I’ve said it before, and I’ll say it again – lentils should be part of your life! They are packed with nutrients, ridiculously easy to make, and delicious every time. I keep me pantry stocked with red, black, and green lentils, and end up using them at least once per week.
For this recipe red lentils work best because we’re looking for a soupy consistency (green and black hold their shape better when cooked). Combine those cutie-pie red lentils with spicy Indian herbs, tomatoes, and fresh lime juice – you’ll be glad you did!
- 1 cup red lentils, rinsed
- 3 cups broth or water
- 1 red onion, chopped
- 4 cloves garlic, minced
- ⅔ inch fresh ginger, peeled and minced
- ½ teaspoon curry powder (more if you want a serious kick!)
- 1 teaspoon olive oil or toasted sesame oil
- 3 tablespoons tomato paste
- 1 pint cherry or grape tomatoes
- juice from 1 lime
- salt to taste
- ½ cup chopped fresh cilantro
- Sauté onion, garlic, and ginger in oil on medium/high heat for 5 minutes until they become aromatic.

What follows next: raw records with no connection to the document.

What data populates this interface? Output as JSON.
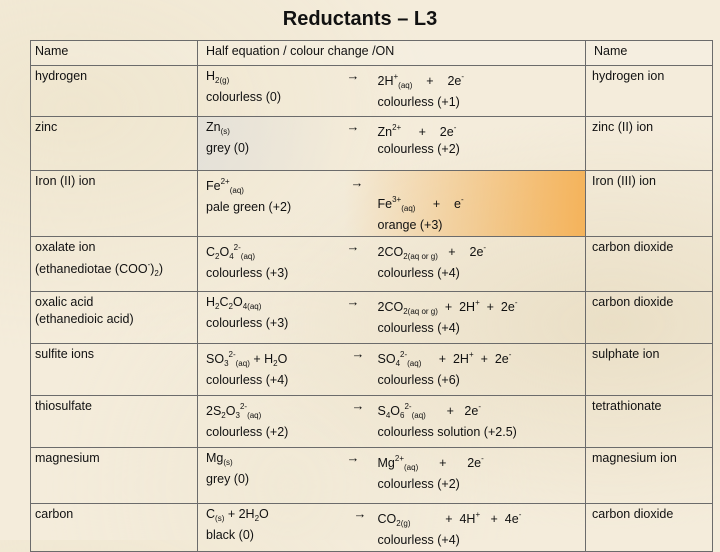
{
  "title": "Reductants – L3",
  "headers": {
    "name": "Name",
    "half": "Half equation  /  colour change  /ON",
    "name2": "Name"
  },
  "rows": [
    {
      "name": "hydrogen",
      "lhs_formula": "H2(g)",
      "lhs_colour": "colourless  (0)",
      "arrow": "→",
      "rhs_formula": "2H+(aq)    +    2e-",
      "rhs_colour": "colourless  (+1)",
      "product": "hydrogen ion"
    },
    {
      "name": "zinc",
      "lhs_formula": "Zn(s)",
      "lhs_colour": "grey  (0)",
      "arrow": "→",
      "rhs_formula": "Zn2+     +    2e-",
      "rhs_colour": "colourless  (+2)",
      "product": "zinc (II) ion"
    },
    {
      "name": "Iron (II) ion",
      "lhs_formula": "Fe2+(aq)",
      "lhs_colour": "pale green  (+2)",
      "arrow": "→",
      "rhs_formula": "Fe3+(aq)     +    e-",
      "rhs_colour": "orange (+3)",
      "product": "Iron (III) ion"
    },
    {
      "name": "oxalate ion",
      "name2": "(ethanediotae (COO-)2)",
      "lhs_formula": "C2O42-(aq)",
      "lhs_colour": "colourless  (+3)",
      "arrow": "→",
      "rhs_formula": "2CO2(aq or g)   +    2e-",
      "rhs_colour": "colourless  (+4)",
      "product": "carbon dioxide"
    },
    {
      "name": "oxalic acid",
      "name2": "(ethanedioic acid)",
      "lhs_formula": "H2C2O4(aq)",
      "lhs_colour": "colourless  (+3)",
      "arrow": "→",
      "rhs_formula": "2CO2(aq or g)  +  2H+  +  2e-",
      "rhs_colour": "colourless  (+4)",
      "product": "carbon dioxide"
    },
    {
      "name": "sulfite ions",
      "lhs_formula": "SO32-(aq) + H2O",
      "lhs_colour": "colourless  (+4)",
      "arrow": "→",
      "rhs_formula": "SO42-(aq)     +  2H+  +  2e-",
      "rhs_colour": "colourless  (+6)",
      "product": "sulphate ion"
    },
    {
      "name": "thiosulfate",
      "lhs_formula": "2S2O32-(aq)",
      "lhs_colour": "colourless  (+2)",
      "arrow": "→",
      "rhs_formula": "S4O62-(aq)      +   2e-",
      "rhs_colour": "colourless solution (+2.5)",
      "product": "tetrathionate"
    },
    {
      "name": "magnesium",
      "lhs_formula": "Mg(s)",
      "lhs_colour": "grey  (0)",
      "arrow": "→",
      "rhs_formula": "Mg2+(aq)      +      2e-",
      "rhs_colour": "colourless  (+2)",
      "product": "magnesium ion"
    },
    {
      "name": "carbon",
      "lhs_formula": "C(s) + 2H2O",
      "lhs_colour": "black  (0)",
      "arrow": "→",
      "rhs_formula": "CO2(g)          +  4H+   +  4e-",
      "rhs_colour": "colourless (+4)",
      "product": "carbon dioxide"
    }
  ]
}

- Add the lentils, broth/water, and curry powder. Reduce heat to medium and cook for 20 minutes, or until lentils are cooked through, stirring regularly.
- Add the tomato paste and chopped tomatoes and continue cooking for 5 minutes. Turn off the heat and add lime juice and salt to taste.

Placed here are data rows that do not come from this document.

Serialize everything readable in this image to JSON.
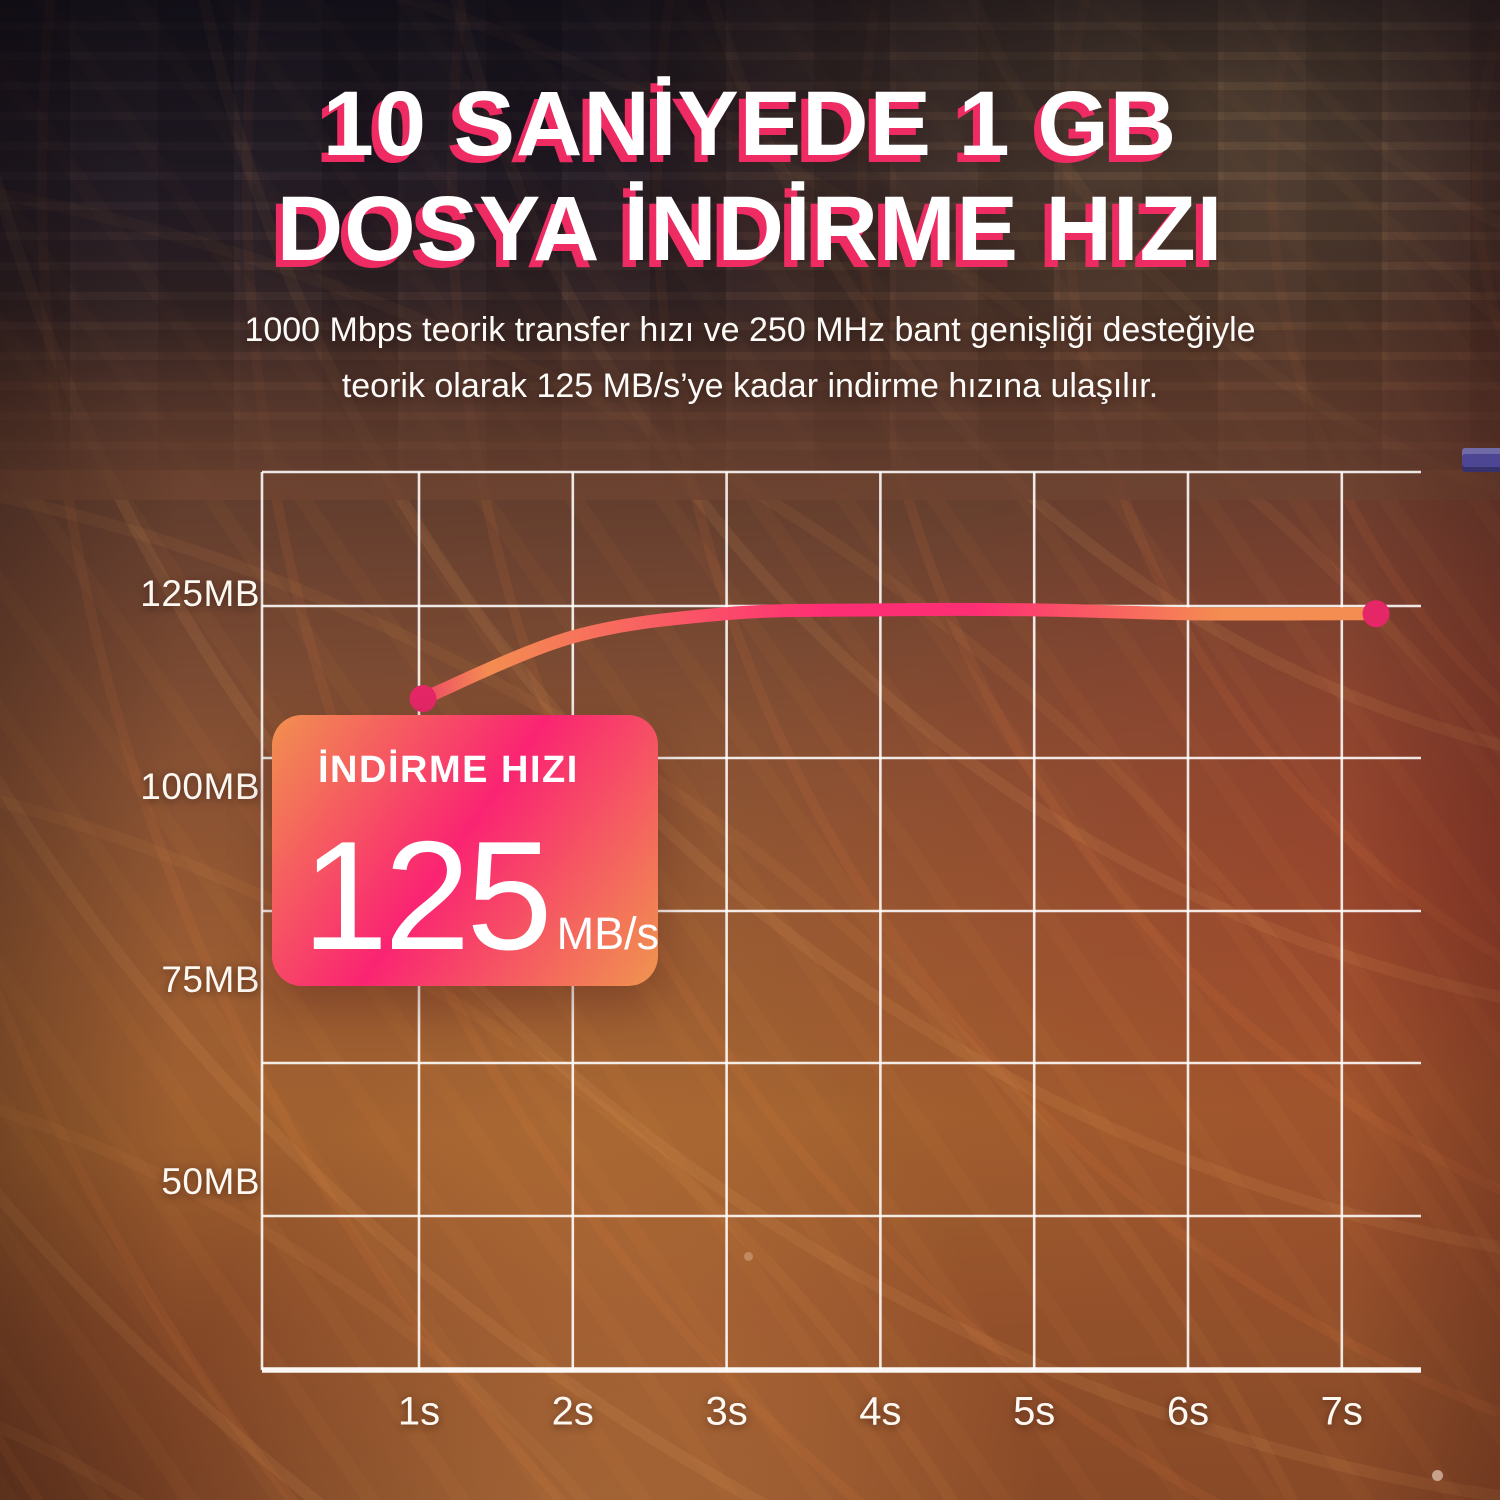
{
  "title": {
    "line1": "10 SANİYEDE 1 GB",
    "line2": "DOSYA İNDİRME HIZI"
  },
  "subtitle": {
    "line1": "1000 Mbps teorik transfer hızı ve 250 MHz bant genişliği desteğiyle",
    "line2": "teorik olarak 125 MB/s’ye kadar indirme hızına ulaşılır."
  },
  "speed_badge": {
    "label": "İNDİRME HIZI",
    "value": "125",
    "unit": "MB/s"
  },
  "chart_data": {
    "type": "line",
    "title": "",
    "x": [
      "1s",
      "2s",
      "3s",
      "4s",
      "5s",
      "6s",
      "7s"
    ],
    "y_tick_labels": [
      "125MB",
      "100MB",
      "75MB",
      "50MB"
    ],
    "series": [
      {
        "name": "İndirme Hızı (MB/s)",
        "values": [
          113,
          121,
          124,
          124.5,
          124.5,
          124,
          124
        ]
      }
    ],
    "ylim": [
      25,
      140
    ],
    "grid": true,
    "legend": false,
    "annotations": [
      "start and end data points marked with magenta dots",
      "İNDİRME HIZI 125 MB/s badge overlays the plot"
    ]
  },
  "colors": {
    "dot": "#e52767",
    "line_orange": "#f48d51",
    "line_pink": "#fe2e74",
    "badge_orange": "#f1914f",
    "badge_pink": "#fa2472",
    "title_shadow": "#ee2b62",
    "grid": "#ffffff"
  }
}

- Serve hot and garnish with fresh cilantro. Minced scallions and a dollop of plain yogurt are also delicious on top.
Sometimes I feel like a broken record when it comes to beans and legumes. They are one of those power foods that we could all benefit from eating more often. There are countless research studies linking high-fiber and nutrient-dense beans and legumes to improved health outcomes. Perhaps even more importantly, they are an excellent part of a nutritional prevention routine. Filling up on these plant-based protein powerhouses has been linked to everything from preventing diabetes to supporting healthy pregnancies.
Beyond their health benefits, I love their versatility in the kitchen. They are so easy to add to soups, combine with roasted veggies, or toss into salads. Plus they excel in the ‘cook once, eat twice’ category. I often make a bit batch early in the week and store the leftovers in the fridge to add into meals for days to come. Enjoy!